For party leadership that insists it won’t negotiate in a shutdown, they seem very interested in offering new ideas — to the media, anyway. James Clyburn became the second member of House Democratic leadership to “freelance” on the shutdown, offering to cough up the $5.7 billion Donald Trump wants … with one catch. He can’t spend it on a border wall:
The No. 3 Democrat in the U.S. House of Representatives floated the idea of ending a partial government shutdown by giving President Donald Trump the $5.7 billion he seeks for border security with Mexico but through various means other than a wall. …
Clyburn’s offer is a significant monetary increase over bills previously passed by Democrats, which included only about $1.3 billion for this year in additional border security, with none of that for a wall.
“Using the figure the president put on the table, if his $5.7 billion is about border security then we see ourselves fulfilling that request, only doing it with what I like to call using a smart wall,” Clyburn said.
When is a wall not a wall? When it’s a “smart wall”! By “smart wall,” Clyburn means no wall at all. He wants to earmark the money for “drones, X-rays, sensors, and more border patrol agents.” The border patrol agents themselves want more barriers, however, because it makes their patrol and defense operations more efficient and effective. Drones might cover hundreds of miles of open frontier, but they don’t block entry, or better yet, discourage the attempts.
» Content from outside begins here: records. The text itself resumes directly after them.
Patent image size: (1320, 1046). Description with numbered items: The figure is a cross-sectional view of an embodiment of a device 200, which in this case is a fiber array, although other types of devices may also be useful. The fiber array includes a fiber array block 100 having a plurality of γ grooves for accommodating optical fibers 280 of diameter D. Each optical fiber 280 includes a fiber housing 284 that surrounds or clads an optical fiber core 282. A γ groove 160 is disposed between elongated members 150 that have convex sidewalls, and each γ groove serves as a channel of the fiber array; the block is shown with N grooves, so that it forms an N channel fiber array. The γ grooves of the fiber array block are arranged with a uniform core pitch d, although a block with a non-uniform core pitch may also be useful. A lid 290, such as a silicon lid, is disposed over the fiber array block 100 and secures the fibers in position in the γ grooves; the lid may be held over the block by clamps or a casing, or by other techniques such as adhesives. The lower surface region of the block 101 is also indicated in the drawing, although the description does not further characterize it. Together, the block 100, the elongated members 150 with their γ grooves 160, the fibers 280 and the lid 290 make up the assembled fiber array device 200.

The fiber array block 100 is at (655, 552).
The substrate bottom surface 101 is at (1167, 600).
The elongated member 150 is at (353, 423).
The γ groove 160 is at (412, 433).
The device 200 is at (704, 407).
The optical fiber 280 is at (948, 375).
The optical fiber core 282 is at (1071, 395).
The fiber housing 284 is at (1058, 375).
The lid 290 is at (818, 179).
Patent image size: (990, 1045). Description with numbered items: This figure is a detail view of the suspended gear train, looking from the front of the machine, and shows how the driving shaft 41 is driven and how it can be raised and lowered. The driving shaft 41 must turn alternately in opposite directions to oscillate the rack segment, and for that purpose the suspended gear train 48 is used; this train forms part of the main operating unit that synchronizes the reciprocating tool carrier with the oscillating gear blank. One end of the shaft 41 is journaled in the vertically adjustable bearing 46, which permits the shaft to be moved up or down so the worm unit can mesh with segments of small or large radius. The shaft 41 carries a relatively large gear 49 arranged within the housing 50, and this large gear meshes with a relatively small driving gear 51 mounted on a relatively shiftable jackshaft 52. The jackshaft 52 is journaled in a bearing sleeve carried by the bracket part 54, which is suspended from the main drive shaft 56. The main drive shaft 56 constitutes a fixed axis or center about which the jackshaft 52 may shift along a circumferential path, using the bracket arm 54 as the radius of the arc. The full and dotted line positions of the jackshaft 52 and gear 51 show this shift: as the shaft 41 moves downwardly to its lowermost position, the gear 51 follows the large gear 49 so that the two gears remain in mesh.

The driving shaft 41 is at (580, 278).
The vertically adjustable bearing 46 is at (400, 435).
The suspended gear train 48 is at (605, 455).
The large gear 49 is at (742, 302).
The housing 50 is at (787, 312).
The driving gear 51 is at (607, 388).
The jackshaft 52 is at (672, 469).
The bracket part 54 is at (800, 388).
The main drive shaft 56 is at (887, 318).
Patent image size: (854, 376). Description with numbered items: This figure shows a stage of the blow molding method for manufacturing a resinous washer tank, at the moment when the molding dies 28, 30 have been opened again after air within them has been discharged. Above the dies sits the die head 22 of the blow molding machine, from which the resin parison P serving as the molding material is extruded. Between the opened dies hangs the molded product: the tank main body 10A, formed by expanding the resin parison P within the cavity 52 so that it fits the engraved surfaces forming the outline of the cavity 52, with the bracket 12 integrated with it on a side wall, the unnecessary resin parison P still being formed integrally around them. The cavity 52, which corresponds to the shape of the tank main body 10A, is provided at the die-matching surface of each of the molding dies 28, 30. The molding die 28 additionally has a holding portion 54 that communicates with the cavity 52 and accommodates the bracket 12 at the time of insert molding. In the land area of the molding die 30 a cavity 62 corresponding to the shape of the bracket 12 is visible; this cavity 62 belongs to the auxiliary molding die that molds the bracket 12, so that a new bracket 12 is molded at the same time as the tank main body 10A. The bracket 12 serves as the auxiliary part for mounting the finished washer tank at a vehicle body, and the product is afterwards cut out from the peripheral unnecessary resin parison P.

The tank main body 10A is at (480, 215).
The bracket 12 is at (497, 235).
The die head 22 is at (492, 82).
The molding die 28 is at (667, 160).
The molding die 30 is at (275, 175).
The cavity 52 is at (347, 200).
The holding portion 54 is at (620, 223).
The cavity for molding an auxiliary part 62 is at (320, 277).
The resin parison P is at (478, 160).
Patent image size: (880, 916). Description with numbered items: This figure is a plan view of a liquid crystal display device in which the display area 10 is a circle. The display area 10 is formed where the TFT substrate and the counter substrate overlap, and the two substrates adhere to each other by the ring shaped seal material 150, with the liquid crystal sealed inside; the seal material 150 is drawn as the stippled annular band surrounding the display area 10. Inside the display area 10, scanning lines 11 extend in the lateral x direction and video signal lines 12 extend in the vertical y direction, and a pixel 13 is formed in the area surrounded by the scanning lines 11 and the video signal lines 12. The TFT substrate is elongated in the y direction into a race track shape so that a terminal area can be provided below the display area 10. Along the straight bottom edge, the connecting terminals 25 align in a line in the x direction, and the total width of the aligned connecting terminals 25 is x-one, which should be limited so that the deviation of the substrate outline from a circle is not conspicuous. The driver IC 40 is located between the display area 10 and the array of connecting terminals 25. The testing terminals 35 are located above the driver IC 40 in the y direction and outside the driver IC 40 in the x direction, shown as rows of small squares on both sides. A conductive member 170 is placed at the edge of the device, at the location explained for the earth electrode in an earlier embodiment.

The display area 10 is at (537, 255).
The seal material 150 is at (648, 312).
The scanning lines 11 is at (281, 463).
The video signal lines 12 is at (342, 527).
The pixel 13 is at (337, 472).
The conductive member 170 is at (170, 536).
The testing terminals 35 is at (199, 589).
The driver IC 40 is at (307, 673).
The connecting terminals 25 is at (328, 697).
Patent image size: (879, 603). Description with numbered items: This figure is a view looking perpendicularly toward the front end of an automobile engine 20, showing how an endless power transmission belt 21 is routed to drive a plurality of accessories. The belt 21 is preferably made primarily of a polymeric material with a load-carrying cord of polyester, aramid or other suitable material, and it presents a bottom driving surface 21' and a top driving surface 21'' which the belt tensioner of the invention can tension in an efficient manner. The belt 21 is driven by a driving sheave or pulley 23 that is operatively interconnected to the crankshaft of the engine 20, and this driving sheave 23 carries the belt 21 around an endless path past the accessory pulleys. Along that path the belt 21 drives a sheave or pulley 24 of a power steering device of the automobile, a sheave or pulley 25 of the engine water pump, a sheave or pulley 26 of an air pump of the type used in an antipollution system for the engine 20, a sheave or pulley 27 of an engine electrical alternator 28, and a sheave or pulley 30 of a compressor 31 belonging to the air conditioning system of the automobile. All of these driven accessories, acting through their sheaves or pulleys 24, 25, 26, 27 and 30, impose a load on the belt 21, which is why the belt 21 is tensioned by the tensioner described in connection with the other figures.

Still, between Clyburn and #2 Democrat Steny Hoyer, Trump’s opposition sure has gotten more chatty about negotiating. That would tend to negate the take on the shutdown by Aaron Blake, who sees Trump losing it badly:
Republicans are in almost the same position that forced them to cave those two times (if not worse). That doesn’t mean they will give in again, but it does suggest a dire set of circumstances has forced their hand before. To the extent they stick it out, it will be due to one thing: Trump’s stubbornness. And it risks coming at the type of political cost they very clearly feared in the past. …
What happened in each of those shutdowns? Republicans asked for something extra, and they used the shutdown to push for it. Then the American people blamed them for the shutdown — unambiguously — and they gave up.
Well, Trump doesn’t appear inclined to give up, so that may be one difference. For another, Trump offered a significant deal for Democrats — DACA and TPS extensions, albeit with a highly flawed vehicle for such — in exchange for his ask. Their refusal to negotiate seems to have them on the defensive, with unity breaking down even among Democratic leadership. Pelosi’s telling her caucus not to “freelance” while her #2 and #3 are going public with spitballed counteroffers. That suggests that Democrats don’t see Trump losing badly at this stage, but rather that he’s put them in a tough position where they have to start negotiating to end the shutdown.
Needless to say, Trump’s not going to climb down to take a no-wall deal, especially when he’s got Hoyer admitting that barriers are “part of the solution.” He’s going to keep pressing until Democrats do some real horse-trading.